For QDA, we calculate \(\hat{\Sigma}_C\) for each class C, as well as priors and means as usual. Once we have these parameters, we have the Gaussian PDF that is best fit to our sample points \(X_i\). Then, once we have the distributions, doing QDA/LDA is straightforward.

Note that \(\hat{\Sigma}_C\) is a sample covariance matrix: it is always positive semidefinite, but not necessarily positive definite (can have some eigenvalues of 0, which give it 0-length directions). If it’s not positive definite, it doesn’t actually define a true normal distribution. This will result in linear isocontours instead of ellipsoidal!

What about LDA? We know that \(\Sigma\) is constant for all classes. The sample covariance matrix in LDA, then, is:

\[\hat{\Sigma} = \frac{1}{n}\sum_c \sum_{i:y_i=c}(X_i-\hat{\mu}_c)(X_i-\hat{\mu}_c)^T\]

So what we’re basically doing is taking a weighted average of the covariance matrices for each class, weighted by the number of points in that class. This is called the pooled within-class covariance matrix. The “pooled” comes from the fact that we’re summing over all classes. The usage of within-class means \(\mu_C\) tend to make covariance smaller. Once we figure out this matrix, we just use it for each class.

QDA

So now that we’ve used MLE to get our best-fit Gaussians, now comes prediction.

The big idea, of course, is to choose class \(C\) that maximizes the posterior, or maximizes \(f(X=x|Y=C)\pi_C\) : the product of the class-conditional density and prior. In QDA, this is equivalent to maximizing the quadratic discriminant function \(Q_C(x)\):

\[Q_C(x) = \ln((\sqrt{2\pi})^df_c(x)\pi_c)\]
\[= -\frac{1}{2}(x-\hat{\mu_c})^T\Sigma^{-1}(x-\hat{\mu_c})-\frac{1}{2}\ln|\Sigma_C|+\ln\pi_C\]

So we just compute for each class and pick the one with the highest discriminant function.

In the two class case, it’s even simpler: our decision function is \(Q_C(x) - Q_D(x)\) which is quadratic. However, this may be indefinite because we are subtracting 2 PSD matrices.

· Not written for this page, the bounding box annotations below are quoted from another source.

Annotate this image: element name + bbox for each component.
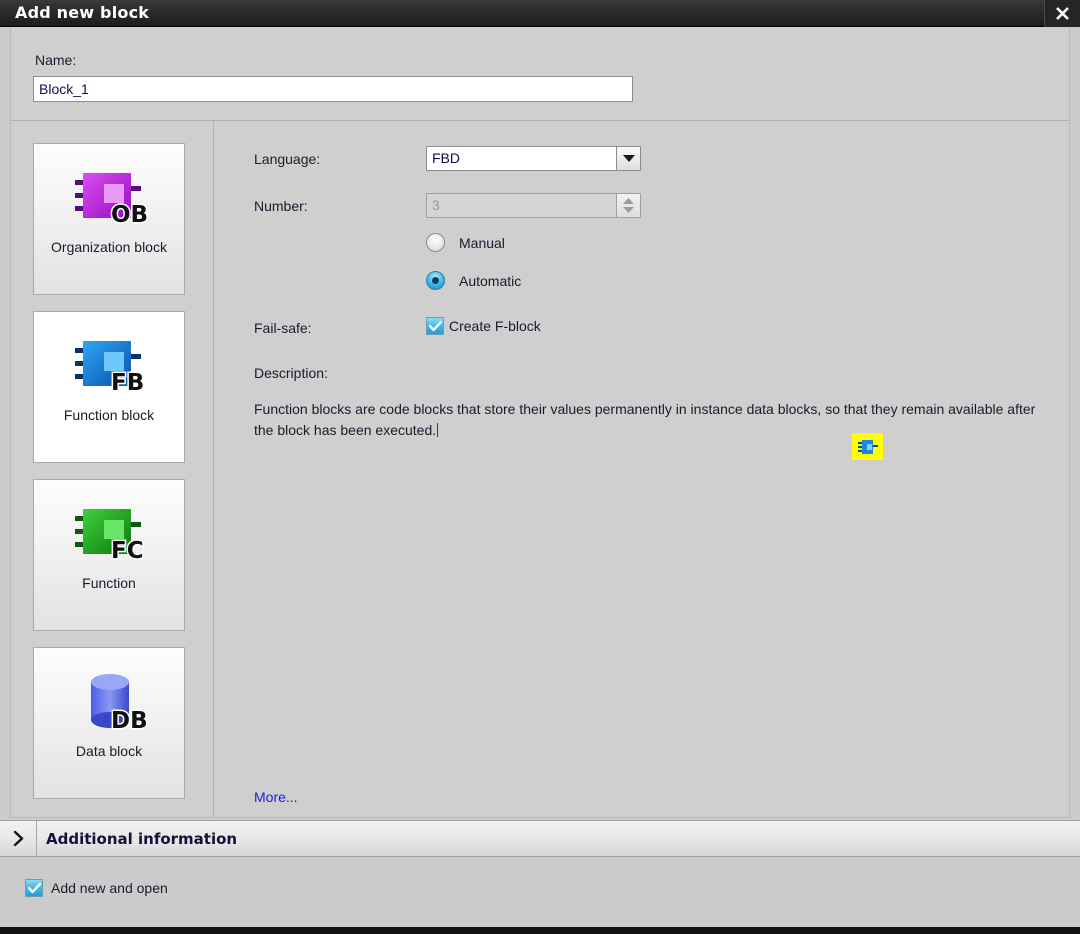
description-value: Function blocks are code blocks that sto… xyxy=(254,401,1036,438)
create-f-block-checkbox[interactable]: Create F-block xyxy=(426,317,541,335)
block-type-data-block[interactable]: DB Data block xyxy=(33,647,185,799)
block-type-label: Organization block xyxy=(51,239,167,255)
close-icon xyxy=(1056,7,1069,20)
failsafe-label: Fail-safe: xyxy=(254,320,312,336)
add-new-and-open-checkbox[interactable]: Add new and open xyxy=(25,879,168,897)
dialog-titlebar: Add new block xyxy=(0,0,1080,27)
add-new-and-open-label: Add new and open xyxy=(51,880,168,896)
language-dropdown[interactable]: FBD xyxy=(426,146,641,171)
checkbox-indicator xyxy=(25,879,43,897)
radio-automatic-indicator xyxy=(426,271,445,290)
description-label: Description: xyxy=(254,365,328,381)
block-type-label: Data block xyxy=(75,743,143,759)
radio-automatic[interactable]: Automatic xyxy=(426,271,521,290)
expand-toggle[interactable] xyxy=(0,821,37,856)
text-caret xyxy=(437,423,439,437)
function-icon: FC xyxy=(61,494,157,572)
block-properties-form: Language: FBD Number: 3 Manual Automatic… xyxy=(214,121,1069,817)
triangle-up-icon xyxy=(623,198,634,204)
description-text: Function blocks are code blocks that sto… xyxy=(254,399,1054,441)
number-value: 3 xyxy=(426,193,616,218)
block-type-label: Function block xyxy=(63,407,155,423)
dialog-title: Add new block xyxy=(15,3,150,22)
radio-manual-label: Manual xyxy=(459,234,505,251)
create-f-block-label: Create F-block xyxy=(449,318,541,334)
svg-text:FB: FB xyxy=(111,370,144,396)
block-type-label: Function xyxy=(82,575,136,591)
check-icon xyxy=(27,882,41,893)
language-value: FBD xyxy=(426,146,616,171)
add-new-block-dialog: Add new block Name: Block_1 OB Organizat… xyxy=(0,0,1080,934)
checkbox-indicator xyxy=(426,317,444,335)
radio-manual[interactable]: Manual xyxy=(426,233,505,252)
number-label: Number: xyxy=(254,198,308,214)
function-block-icon: FB xyxy=(61,326,157,404)
data-block-icon: DB xyxy=(61,662,157,740)
number-spinner-buttons[interactable] xyxy=(616,193,641,218)
block-type-function-block[interactable]: FB Function block xyxy=(33,311,185,463)
chevron-right-icon xyxy=(13,831,23,846)
radio-automatic-label: Automatic xyxy=(459,272,522,289)
additional-information-bar[interactable]: Additional information xyxy=(0,820,1080,857)
additional-information-label: Additional information xyxy=(46,829,238,848)
chevron-down-icon xyxy=(616,146,641,171)
name-label: Name: xyxy=(35,52,77,68)
triangle-down-icon xyxy=(623,207,634,213)
more-link[interactable]: More... xyxy=(254,789,298,805)
dialog-body: OB Organization block FB Function block … xyxy=(10,120,1070,818)
dialog-footer: Add new and open 机器人及PLC自动化应用 xyxy=(0,857,1080,927)
svg-text:FC: FC xyxy=(111,538,144,564)
language-label: Language: xyxy=(254,151,321,167)
svg-text:DB: DB xyxy=(111,708,148,734)
svg-text:OB: OB xyxy=(111,202,148,228)
name-input[interactable] xyxy=(33,76,633,102)
name-section: Name: xyxy=(10,27,1070,120)
window-bottom-frame xyxy=(0,927,1080,934)
close-button[interactable] xyxy=(1044,0,1080,27)
check-icon xyxy=(428,320,442,331)
number-stepper[interactable]: 3 xyxy=(426,193,641,218)
organization-block-icon: OB xyxy=(61,158,157,236)
block-type-function[interactable]: FC Function xyxy=(33,479,185,631)
radio-manual-indicator xyxy=(426,233,445,252)
block-type-organization-block[interactable]: OB Organization block xyxy=(33,143,185,295)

The Bayes decision boundary will always be a solution to a multivariate quadratic. We can find the posterior probability \(P(Y|X) = s(Q_C(x) - Q_D(x))\).

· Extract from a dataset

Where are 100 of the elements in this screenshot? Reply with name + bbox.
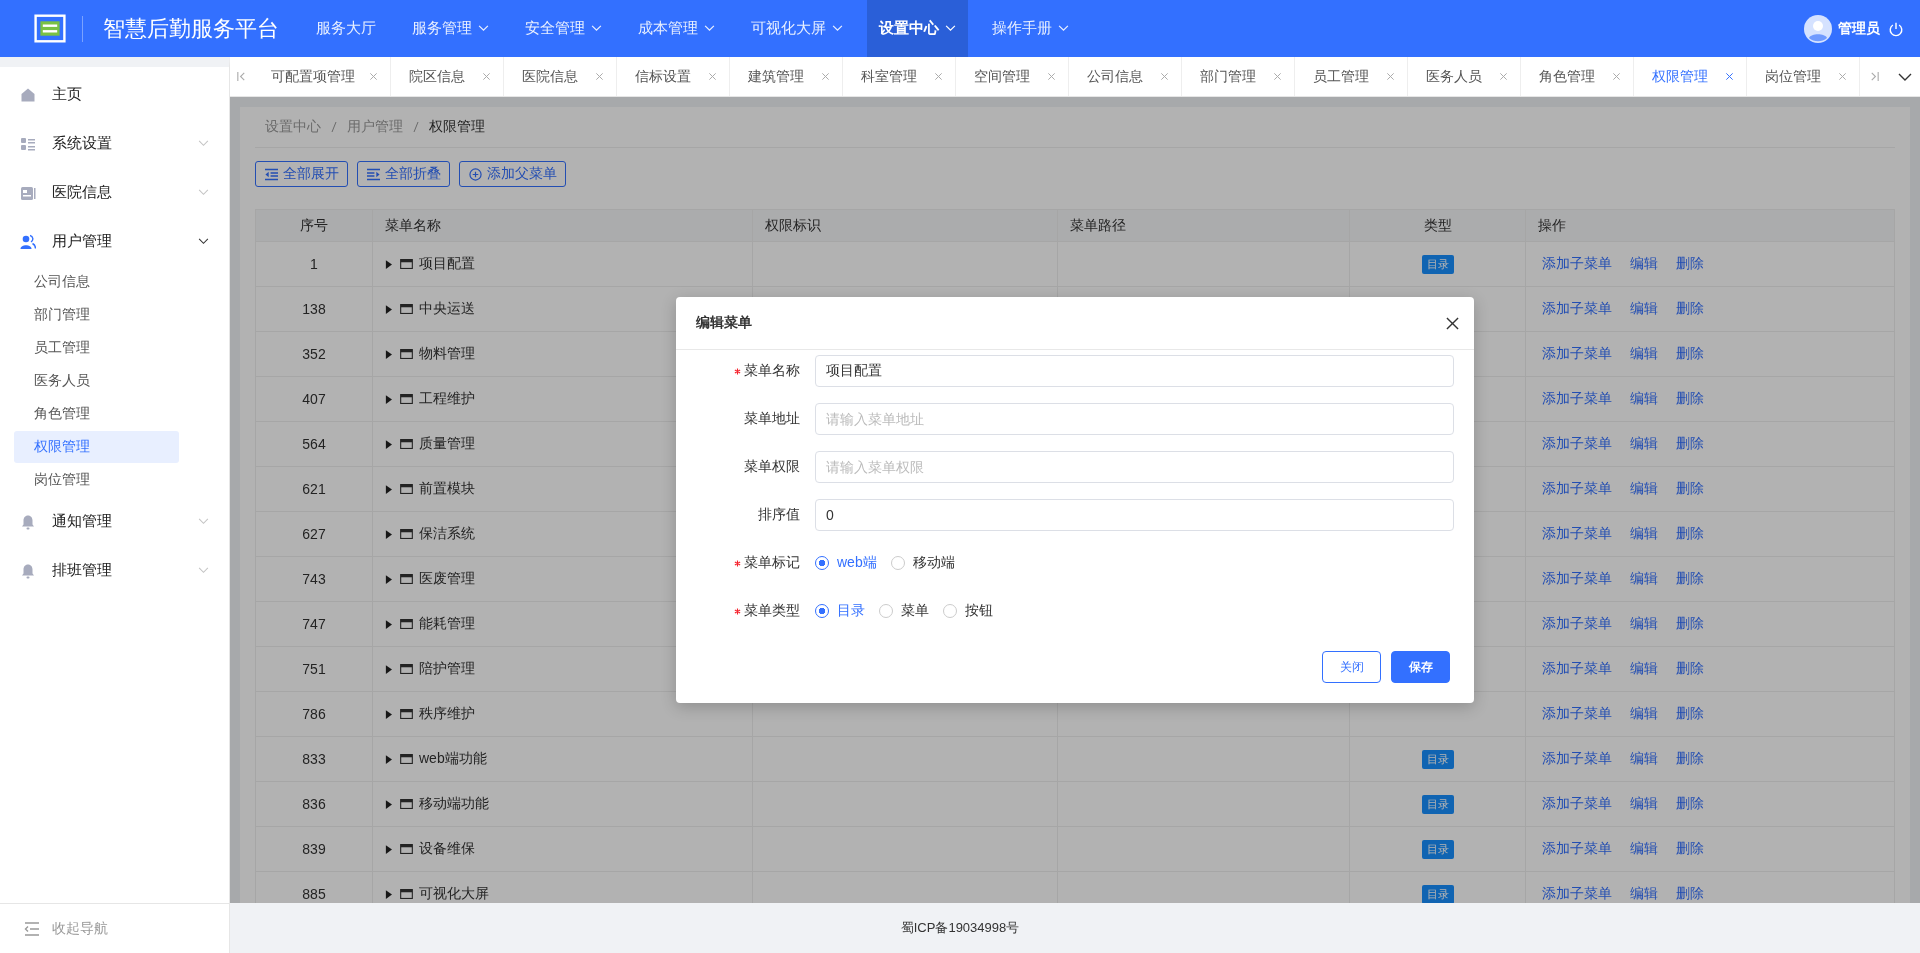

Let’s take a look at this graphically. Below is a graph of the two PDFs that we fit to our classes, \(f_C(x)\) and \(f_D(x)\) (x,y axes are features, z axis is PDF value).

image-20210317175227382

This actually has a hyperbolic decision boundary- it is possible since quadrics in 2D are conic sections. This means that the set of points in predicting a class isn’t connected- it’s in 2 disjoint regions!

Now, if we plot the decision function \(Q_C(x) - Q_D(x)\), we see it is indeed a hyperplane:

image-20210317175412116

The decision boundary is much clearer here: we don’t need the Gaussian PDFs to find it here. Also, since it’s quadratic, the boundary can be computed MUCH more quickly.

If we want the posterior probability, i.e. the probability our prediction is correct, we just pass our decision function through the sigmoid function as \(s(Q_C(x) - Q_D(x))\).